Herd prevalence and risk factors of Leptospira infection in beef cow/calf operations in the United States
Leptospira borgpetersenii Serovar Hardjo
Keywords:bovine, beef, hardjo-bovis, leptospirosis, antibodies, bacterial diseases, beef cows, calves, cows, disease prevalence, epidemiology, infections, risk factors, serovars
The herd prevalence of Leptospira borgpetersenii serovar hardjo infection and associated risk factors were determined for beef cow/calf operations in California, Florida, Mississippi, Missouri, South Dakota and Texas, USA. Three veterinary practitioners randomly selected in each state completed a questionnaire on herd management practices, and collected blood and urine from 10 to 15 cows in four randomly selected herds. Serum samples were tested for antibodies against Leptospira borgpetersenii serovars grippotyphosa, hardjo, icterohaemorrhagiae and pomona using the microscopic agglutination test. Urine sediments were stained with a non-serovar specific fluorescein-labeled anti-Leptospira antibody conjugate. Herd infection with L. borgpetersenii serovar hardjo was inferred if one or more cows had leptospires in their urine accompanied by either high antibody titres to the organism, or low titres to it and low titres against L. borgpetersenii serovars grippotyphosa, icterohaemorrhagiae and pomona. 28 (42%) of the 67 herds had results compatible with infection with L. borgpetersenii serovar hardjo. Herds in South Dakota had a significantly lower prevalence than herds in other states (P=0.01).
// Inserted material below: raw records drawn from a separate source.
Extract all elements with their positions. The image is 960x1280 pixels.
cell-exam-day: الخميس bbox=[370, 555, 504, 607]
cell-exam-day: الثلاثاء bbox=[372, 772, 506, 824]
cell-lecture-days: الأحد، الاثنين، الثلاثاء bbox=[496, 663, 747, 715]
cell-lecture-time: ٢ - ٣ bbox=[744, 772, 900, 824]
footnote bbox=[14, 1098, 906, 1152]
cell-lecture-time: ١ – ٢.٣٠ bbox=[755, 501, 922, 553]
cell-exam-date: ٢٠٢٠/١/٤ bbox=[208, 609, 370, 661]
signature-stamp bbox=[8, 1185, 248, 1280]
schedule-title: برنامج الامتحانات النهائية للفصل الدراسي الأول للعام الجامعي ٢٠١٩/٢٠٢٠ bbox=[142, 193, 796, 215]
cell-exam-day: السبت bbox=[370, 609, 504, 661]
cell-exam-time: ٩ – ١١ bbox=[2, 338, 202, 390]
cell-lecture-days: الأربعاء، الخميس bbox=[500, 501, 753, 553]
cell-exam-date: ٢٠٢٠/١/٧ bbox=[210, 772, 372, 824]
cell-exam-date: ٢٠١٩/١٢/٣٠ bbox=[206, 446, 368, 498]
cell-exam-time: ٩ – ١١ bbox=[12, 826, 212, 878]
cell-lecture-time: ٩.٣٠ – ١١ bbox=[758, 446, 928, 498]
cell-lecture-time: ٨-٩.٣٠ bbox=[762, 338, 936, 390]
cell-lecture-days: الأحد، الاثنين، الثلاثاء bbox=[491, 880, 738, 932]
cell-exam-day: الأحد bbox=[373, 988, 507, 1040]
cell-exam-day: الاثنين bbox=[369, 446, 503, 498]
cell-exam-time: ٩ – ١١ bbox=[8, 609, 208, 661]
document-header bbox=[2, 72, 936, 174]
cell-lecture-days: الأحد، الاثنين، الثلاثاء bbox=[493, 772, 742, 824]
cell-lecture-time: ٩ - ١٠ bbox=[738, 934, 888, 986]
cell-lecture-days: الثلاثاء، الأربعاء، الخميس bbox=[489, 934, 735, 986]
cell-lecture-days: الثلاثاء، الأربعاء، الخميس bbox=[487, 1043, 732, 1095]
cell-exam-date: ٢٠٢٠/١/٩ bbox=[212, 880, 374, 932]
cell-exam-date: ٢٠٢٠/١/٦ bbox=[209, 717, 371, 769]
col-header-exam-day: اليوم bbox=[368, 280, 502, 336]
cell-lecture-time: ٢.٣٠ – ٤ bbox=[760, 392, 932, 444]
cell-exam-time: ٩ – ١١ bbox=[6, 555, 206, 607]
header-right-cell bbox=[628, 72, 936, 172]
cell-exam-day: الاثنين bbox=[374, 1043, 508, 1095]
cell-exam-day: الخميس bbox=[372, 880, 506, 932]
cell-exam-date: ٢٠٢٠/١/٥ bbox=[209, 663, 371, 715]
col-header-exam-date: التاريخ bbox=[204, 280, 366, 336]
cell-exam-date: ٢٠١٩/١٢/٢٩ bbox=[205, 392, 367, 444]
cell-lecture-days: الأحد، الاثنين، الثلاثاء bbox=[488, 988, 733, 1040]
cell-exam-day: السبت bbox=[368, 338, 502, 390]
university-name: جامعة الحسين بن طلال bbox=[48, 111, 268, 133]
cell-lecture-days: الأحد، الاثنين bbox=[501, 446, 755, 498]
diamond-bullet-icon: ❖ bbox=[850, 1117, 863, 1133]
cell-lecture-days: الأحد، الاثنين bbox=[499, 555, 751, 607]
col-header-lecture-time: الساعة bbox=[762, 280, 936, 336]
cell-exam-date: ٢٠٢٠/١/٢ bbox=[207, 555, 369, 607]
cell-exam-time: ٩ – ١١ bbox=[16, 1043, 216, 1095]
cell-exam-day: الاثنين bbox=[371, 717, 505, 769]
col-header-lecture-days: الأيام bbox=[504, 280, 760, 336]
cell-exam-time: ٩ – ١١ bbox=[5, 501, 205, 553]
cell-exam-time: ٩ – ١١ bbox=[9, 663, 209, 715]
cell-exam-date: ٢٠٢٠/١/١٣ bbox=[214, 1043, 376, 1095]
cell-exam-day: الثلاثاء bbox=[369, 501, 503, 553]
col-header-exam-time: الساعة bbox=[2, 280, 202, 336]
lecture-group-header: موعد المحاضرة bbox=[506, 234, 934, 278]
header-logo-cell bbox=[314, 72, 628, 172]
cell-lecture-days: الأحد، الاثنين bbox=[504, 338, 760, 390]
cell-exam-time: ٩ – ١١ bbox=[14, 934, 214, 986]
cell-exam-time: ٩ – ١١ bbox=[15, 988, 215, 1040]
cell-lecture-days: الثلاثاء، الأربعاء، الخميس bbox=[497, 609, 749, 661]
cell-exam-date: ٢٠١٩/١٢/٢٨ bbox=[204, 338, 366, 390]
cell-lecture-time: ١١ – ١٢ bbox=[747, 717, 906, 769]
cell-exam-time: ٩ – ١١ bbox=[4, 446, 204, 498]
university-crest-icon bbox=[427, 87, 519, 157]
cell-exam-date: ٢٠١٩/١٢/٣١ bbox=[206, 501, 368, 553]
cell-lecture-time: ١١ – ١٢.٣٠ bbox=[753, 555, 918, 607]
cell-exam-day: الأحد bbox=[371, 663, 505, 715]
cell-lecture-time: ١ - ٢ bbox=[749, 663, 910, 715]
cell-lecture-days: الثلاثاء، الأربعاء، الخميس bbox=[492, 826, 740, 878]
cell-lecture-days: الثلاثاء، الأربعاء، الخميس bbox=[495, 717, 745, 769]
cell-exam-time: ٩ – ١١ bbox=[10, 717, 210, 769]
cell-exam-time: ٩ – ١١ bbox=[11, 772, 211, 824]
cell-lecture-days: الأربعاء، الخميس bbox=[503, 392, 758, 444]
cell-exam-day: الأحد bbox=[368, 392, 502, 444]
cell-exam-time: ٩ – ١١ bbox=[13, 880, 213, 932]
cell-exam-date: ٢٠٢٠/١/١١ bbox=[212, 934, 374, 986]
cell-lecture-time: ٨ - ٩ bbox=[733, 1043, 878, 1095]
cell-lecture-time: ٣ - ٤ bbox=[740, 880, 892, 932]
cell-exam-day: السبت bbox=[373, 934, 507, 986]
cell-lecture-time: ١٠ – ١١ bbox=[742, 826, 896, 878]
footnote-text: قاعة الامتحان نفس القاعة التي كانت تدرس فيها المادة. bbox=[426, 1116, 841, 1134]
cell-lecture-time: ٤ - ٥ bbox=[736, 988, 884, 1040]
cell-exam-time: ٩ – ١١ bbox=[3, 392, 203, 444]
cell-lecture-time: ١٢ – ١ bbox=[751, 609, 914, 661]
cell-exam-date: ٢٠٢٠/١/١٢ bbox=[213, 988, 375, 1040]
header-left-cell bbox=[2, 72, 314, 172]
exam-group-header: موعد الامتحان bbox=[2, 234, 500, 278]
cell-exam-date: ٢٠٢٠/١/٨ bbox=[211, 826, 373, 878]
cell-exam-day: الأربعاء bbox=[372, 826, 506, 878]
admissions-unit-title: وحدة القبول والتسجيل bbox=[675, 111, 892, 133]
A greater likelihood of infection with L. borgpetersenii serovar hardjo was found in herds with higher mean annual temperatures (P=0.02) and longer breeding seasons (P=0.02). It is recommended that altering risk factors that predispose herds to infection, such as shortening length of breeding season will increase the effectiveness of programmes to control this disease.